Where is that energy coming from – impacts of the ISM on the probe’s sail (if the probe is not reoriented to be edge-on to the motion during cruise)?
As an aside, it is possible for a land-based vehicle with a wind turbine to travel downwind faster than the wind, which seems counterintuitive but is proven. The same vehicle has also shown that it can travel upwind faster than the wind. In both cases, it relies on being able to push against the ground. Jeff Greason’s Q-Drive concept claims to do something similar; accelerating while heading into the ISM ( Introducing the Q-Drive: A concept that offers the possibility of interstellar flight. Within the solar system, it should therefore be able to outrun the solar wind, traveling faster than the SW outbound, and accelerate towards the sun on an inbound flight.)

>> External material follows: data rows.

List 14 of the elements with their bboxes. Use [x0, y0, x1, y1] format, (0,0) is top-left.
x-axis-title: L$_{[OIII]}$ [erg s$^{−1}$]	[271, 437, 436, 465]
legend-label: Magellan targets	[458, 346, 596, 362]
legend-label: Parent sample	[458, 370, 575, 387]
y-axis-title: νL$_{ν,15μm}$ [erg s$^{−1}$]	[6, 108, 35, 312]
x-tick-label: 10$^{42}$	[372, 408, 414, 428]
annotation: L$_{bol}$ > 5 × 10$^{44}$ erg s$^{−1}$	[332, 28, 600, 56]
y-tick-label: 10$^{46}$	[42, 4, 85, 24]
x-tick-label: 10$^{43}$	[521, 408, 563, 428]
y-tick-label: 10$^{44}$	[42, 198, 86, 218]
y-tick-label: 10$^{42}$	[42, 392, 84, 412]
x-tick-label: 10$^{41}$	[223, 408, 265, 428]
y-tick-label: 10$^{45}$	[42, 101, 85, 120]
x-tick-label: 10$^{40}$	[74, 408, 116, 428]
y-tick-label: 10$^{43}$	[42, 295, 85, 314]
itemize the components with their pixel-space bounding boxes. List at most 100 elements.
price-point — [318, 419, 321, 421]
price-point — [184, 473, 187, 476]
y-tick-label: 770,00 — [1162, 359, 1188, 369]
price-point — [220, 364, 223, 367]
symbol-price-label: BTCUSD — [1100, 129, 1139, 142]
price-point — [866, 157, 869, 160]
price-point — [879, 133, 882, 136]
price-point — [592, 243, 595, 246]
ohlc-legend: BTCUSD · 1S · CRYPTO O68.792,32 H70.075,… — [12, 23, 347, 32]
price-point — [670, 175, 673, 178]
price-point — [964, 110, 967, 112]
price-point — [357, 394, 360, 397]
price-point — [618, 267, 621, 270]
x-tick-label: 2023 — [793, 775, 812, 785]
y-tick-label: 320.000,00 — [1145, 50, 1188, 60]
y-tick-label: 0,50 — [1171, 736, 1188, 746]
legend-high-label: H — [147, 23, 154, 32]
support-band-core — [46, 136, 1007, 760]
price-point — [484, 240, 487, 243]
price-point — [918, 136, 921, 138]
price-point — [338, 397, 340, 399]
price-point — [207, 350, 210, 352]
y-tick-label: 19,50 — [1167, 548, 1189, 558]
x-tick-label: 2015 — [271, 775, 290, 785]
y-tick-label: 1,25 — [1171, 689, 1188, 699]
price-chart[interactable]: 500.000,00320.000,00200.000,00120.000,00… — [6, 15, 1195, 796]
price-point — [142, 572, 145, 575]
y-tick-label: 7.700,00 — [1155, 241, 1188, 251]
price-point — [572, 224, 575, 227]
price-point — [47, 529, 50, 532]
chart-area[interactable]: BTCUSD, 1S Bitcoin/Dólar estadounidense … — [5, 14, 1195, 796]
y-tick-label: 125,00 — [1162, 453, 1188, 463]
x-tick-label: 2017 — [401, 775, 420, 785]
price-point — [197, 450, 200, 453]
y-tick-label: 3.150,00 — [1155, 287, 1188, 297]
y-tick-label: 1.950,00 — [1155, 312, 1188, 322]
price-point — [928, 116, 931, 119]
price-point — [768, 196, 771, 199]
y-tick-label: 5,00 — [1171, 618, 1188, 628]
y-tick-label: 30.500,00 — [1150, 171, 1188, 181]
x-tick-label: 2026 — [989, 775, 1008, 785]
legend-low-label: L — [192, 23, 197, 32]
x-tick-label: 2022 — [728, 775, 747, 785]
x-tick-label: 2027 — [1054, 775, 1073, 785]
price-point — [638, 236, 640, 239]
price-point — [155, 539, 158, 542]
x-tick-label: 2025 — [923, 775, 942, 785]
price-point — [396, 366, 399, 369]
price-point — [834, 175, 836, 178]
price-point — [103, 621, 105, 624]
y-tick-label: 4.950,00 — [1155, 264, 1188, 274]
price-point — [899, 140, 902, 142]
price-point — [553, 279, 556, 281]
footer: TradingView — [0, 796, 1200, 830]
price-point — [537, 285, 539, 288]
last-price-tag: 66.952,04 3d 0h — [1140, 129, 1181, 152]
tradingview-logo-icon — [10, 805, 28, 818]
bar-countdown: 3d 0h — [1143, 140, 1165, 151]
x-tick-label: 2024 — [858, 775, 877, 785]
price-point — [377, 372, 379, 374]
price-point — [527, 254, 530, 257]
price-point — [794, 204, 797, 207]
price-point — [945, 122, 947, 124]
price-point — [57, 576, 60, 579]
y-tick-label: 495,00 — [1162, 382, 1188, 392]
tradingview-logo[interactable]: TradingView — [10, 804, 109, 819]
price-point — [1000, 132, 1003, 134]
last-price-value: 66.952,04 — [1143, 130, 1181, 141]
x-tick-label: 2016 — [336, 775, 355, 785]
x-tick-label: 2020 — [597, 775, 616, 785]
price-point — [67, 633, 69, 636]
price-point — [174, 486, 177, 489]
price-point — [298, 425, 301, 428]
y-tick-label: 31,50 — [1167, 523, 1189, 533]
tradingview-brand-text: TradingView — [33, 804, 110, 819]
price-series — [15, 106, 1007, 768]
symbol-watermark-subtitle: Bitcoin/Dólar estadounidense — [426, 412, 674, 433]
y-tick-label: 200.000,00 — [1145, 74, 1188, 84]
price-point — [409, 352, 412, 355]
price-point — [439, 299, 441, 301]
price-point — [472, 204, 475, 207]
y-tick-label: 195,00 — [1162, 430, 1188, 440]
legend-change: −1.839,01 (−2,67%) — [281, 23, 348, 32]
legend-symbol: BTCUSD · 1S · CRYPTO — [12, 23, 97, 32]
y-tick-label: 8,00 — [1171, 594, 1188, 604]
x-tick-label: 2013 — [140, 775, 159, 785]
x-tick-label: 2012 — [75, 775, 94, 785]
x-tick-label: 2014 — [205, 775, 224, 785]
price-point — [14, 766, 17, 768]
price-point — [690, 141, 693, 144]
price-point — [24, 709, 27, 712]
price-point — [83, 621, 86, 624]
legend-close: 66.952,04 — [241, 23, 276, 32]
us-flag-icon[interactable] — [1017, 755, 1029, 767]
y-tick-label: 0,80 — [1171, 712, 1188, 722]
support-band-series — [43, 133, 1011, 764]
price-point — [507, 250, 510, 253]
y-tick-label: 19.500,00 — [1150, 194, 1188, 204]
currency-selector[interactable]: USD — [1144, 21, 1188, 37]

Alex. The sail slows down but there is so much kinetic energy in the sail the velocity is reduced only slightly.
Thanks for this reminder bout the Q-Drive
I am somewhat puzzled by the idea that the LIC maintains some record of the various SN explosions, like ripples in a pond. With teh K-T event of the asteroid strike, the iridium layer in teh rocks is very sharp. A SN event will create a shell of debris moving at different velocities, which we can see with images of the Crab Nebula, as an example. Less a ripple than a long wave in the medium. In addition, there may be some turbulence, mixing the medium to increase its homogeneity.
If so, how much of a record is that within the LIC?
The sediment data in the Phys Rev. Lttrs paper does show that the high 60Fe signal is not a narrow layer in the sediment (also with potential mixing in the ocean before sedimentation, but the signal does seem to correspond to 2 ice ages the earth has experienced, as a general impact of the SN debris darkening the skies to reduce insolation.
I am reminded of other work suggesting that the galaxy (universe?) has evidence of various events reverberating through space (and time), that could be detected by instruments. The ISM could show the ripples of various major events as they spread out and echo after impacting stars and other media, offering a record of teh past if we can decode the ripples.